National Archives of Australia www.naa.gov.au
First Australian Imperial Force Personnel Dossiers, 1914-1920
Woods, Charles Gordon (SN 2252) Charles was a 20 year grocer when he enlisted on April 14, 1915 - four months later he was Killed in Action at Lone Pine on the Gallipoli Peninsula - the date was listed as August the 8th or 9th, 1915. His next of kin was his father, Charles, of Essendon. Charles' connection to Koo Wee Rup is explained in this article which appeared in the Lang Lang Guardian of September 22, 1915. It's a bit hard to read, so I have transcribed it, below.

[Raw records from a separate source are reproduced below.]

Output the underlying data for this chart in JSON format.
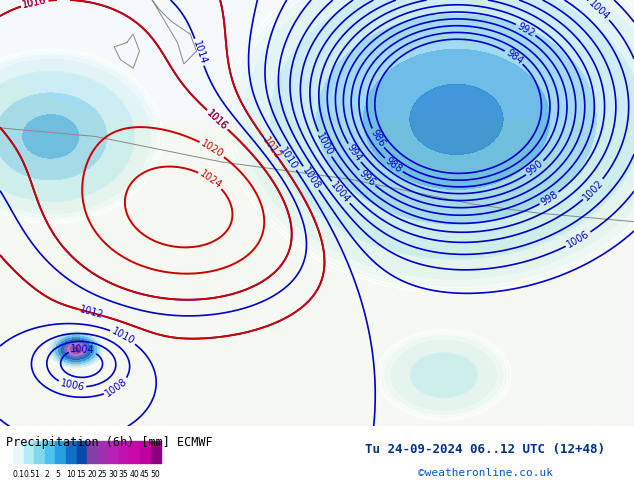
{
  "title_left": "Precipitation (6h) [mm] ECMWF",
  "title_right": "Tu 24-09-2024 06..12 UTC (12+48)",
  "watermark": "©weatheronline.co.uk",
  "colorbar_values": [
    0.1,
    0.5,
    1,
    2,
    5,
    10,
    15,
    20,
    25,
    30,
    35,
    40,
    45,
    50
  ],
  "colorbar_colors": [
    "#e0f8f8",
    "#c0f0f0",
    "#a0e8f0",
    "#80d8f0",
    "#60c8f0",
    "#40a8e8",
    "#2080d0",
    "#1060b8",
    "#c878d0",
    "#b060c0",
    "#9848b0",
    "#8030a0",
    "#681888",
    "#500070"
  ],
  "map_bg": "#f0f0f0",
  "land_color": "#c8e8b0",
  "sea_color": "#ddeeff",
  "figsize": [
    6.34,
    4.9
  ],
  "dpi": 100
}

Lang Lang Guardian September 22, 1915
Amongst the Fallen - Private Woods
We deeply regret to record the death in action at the Dardanelles of one of our Koo Wee Rup boys, Pte Charles Gordon Woods, son of Mr & Mrs C. Woods of Essendon and nephew of Mr and Mrs Stephens of Koo Wee Rup and Mr and Mrs Christin of Dalmore. He offered his services about six months ago and was not then accepted, but shortly afterwards, again offered himself and was passed. He was in camp at Broadmeadows and was afterwards transferred to Seymour, in the 7th Battalion, 6th Reinforcements. He left for Egypt in June and in a letter received from him, dated July 14, he gave a very interesting description of his travels in that land. Again in a letter dated 30th August he mentioned he was sailing for the Front on September 1st so that he could not have been at the Front more than two or three days when he fell for his Country. After leaving School he went to work in The Age office but this did not agree with his health and about four years ago he came to his uncle, Mr Stephens at Koo Wee Rup for whom he worked up to the time he enlisted. He is the first local soldier who has fallen in his country's cause and deep feelings of regret have been expressed by his large circle of friends.
Some of the information in the article does not tally with the facts in his service record, but that is to be expected with communications of the era. Charles, born 1894, was the son of Charles Woods and Minnie Margaret (nee Hazlett). Minnie died the year after her son was born in 1895. Charles' uncle and aunty, Mr and Mrs Stephens, were Arthur William Stephens and his wife Frances Edith (nee Hazlett) - Charles was a storekeeper. The other uncle and aunty, Mr and Mrs Christin, were actually Samuel Kerr Christie and his wife Rebecca Evelyn (nee Hazlett) - Samuel was a farmer of Dalmore.